I passed tryouts. I got drafted to a team. I was a real derby player! My dues increased to $50 a month. I bought uniforms — a dark jersey ($35), a light jersey ($35) and a reversible scrimmage tank ($30). Along the way I decided to go cheer on our AllStars at WFTDA Champs in Nashville (probably around $500, with flight/hotel/copious food and drink). I roadtripped it up to Eugene to do some cheering and some heckling at the Big O ($200?). I went to Tinseltown Showdown in Los Angeles three times — once as a spectator and twice as a skater (probably around $400 or so).
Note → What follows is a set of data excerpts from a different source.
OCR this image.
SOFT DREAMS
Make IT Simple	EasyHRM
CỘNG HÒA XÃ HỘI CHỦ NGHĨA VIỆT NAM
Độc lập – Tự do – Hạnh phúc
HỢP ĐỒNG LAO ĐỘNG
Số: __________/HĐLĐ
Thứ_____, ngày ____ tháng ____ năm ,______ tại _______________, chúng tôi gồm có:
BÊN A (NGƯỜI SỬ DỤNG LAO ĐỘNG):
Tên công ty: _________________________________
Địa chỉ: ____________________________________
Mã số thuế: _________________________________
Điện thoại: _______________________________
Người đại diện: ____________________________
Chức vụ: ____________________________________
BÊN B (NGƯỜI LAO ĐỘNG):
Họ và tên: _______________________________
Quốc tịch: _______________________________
I also started lifting weights and buying protein powder. I got a great deal on personal training but it still added up ($1000 over the course of a year). Protein powder had to be replenished every few months at $30 a pop. Also needing replenishing every few months is the vodka I spray on my pads to help keep the funk down between washings ($10/fifth) and the denture cleaner I soak my mouthguard in to keep it from . . . growing stuff (I learned the hard way that rinsing it with water is not enough) ($6/120 tablets). I also started engaging in what’s turning out to be a tried and true ritual with my liquor store guy, wherein I request “the cheapest fifth of vodka you have” and he offers me three or four differently priced options, as if someone who marches into a liquor store and requests such a thing is apt to be picky.

A few years in I snapped a ligament in my ankle (the anterior talofibular, if you were wondering) during a routine scrimmage. This added a visit to urgent care, some x-rays, a follow-up appointment and some physical therapy ($424), a fancy brace ($32) and a bunch of Ubers because I couldn’t ride my bike to work ($40). As an additional fun result of this, I now have an old-person-like weather-related malady, which is to say that when it’s cold out, my ankle aches.

Along the way I’ve maintained my skates and bought new sets of wheels as they’ve worn down and new bearings because I’m too lazy to clean the old ones. New laces, new toe stops, pivot cups, mouthguards and other sundries also go on the the list. Let’s also not forget to mention the numerous angst beers consumed after practices while commiserating with my teammates about making rosters, doing drills and who said what to who and how they said it. I’m going to estimate that at an extremely conservative $400 over the past four years.

In summary:

  • $1,515 on equipment and gear
  • $2,355 on league dues, skating clinic and rink entry
  • $1,100 on travel, both as a spectator and a skater
  • $200 on repping my league and looking fresh
  • $496 on getting hurt and getting better
  • $1,000 on personal training
  • $670 on consumables (protein powder and angst beers)
  • $84 on inhibiting bacterial growth (vodka and denture tablets)

A total of $7,420. And I’m sure I forgot some things. Being confronted with this number is a little shocking. I knew it would be high but I wasn’t expecting this. I will say that the emotional payout of finding a new community of like-minded women that just want to strap on some skates and hit a bitch has been, shall I say, priceless. But still. $7,000??? Excuse me. I gotta go skate it out.

Julia Sheng skates for Bay Area Derby, enjoys a good post-practice beer, and has been known to offset some of her derby costs by selling her bone marrow. She would like you to know all thoughts are her own and not representative of Bay Area Derby’s take on the world.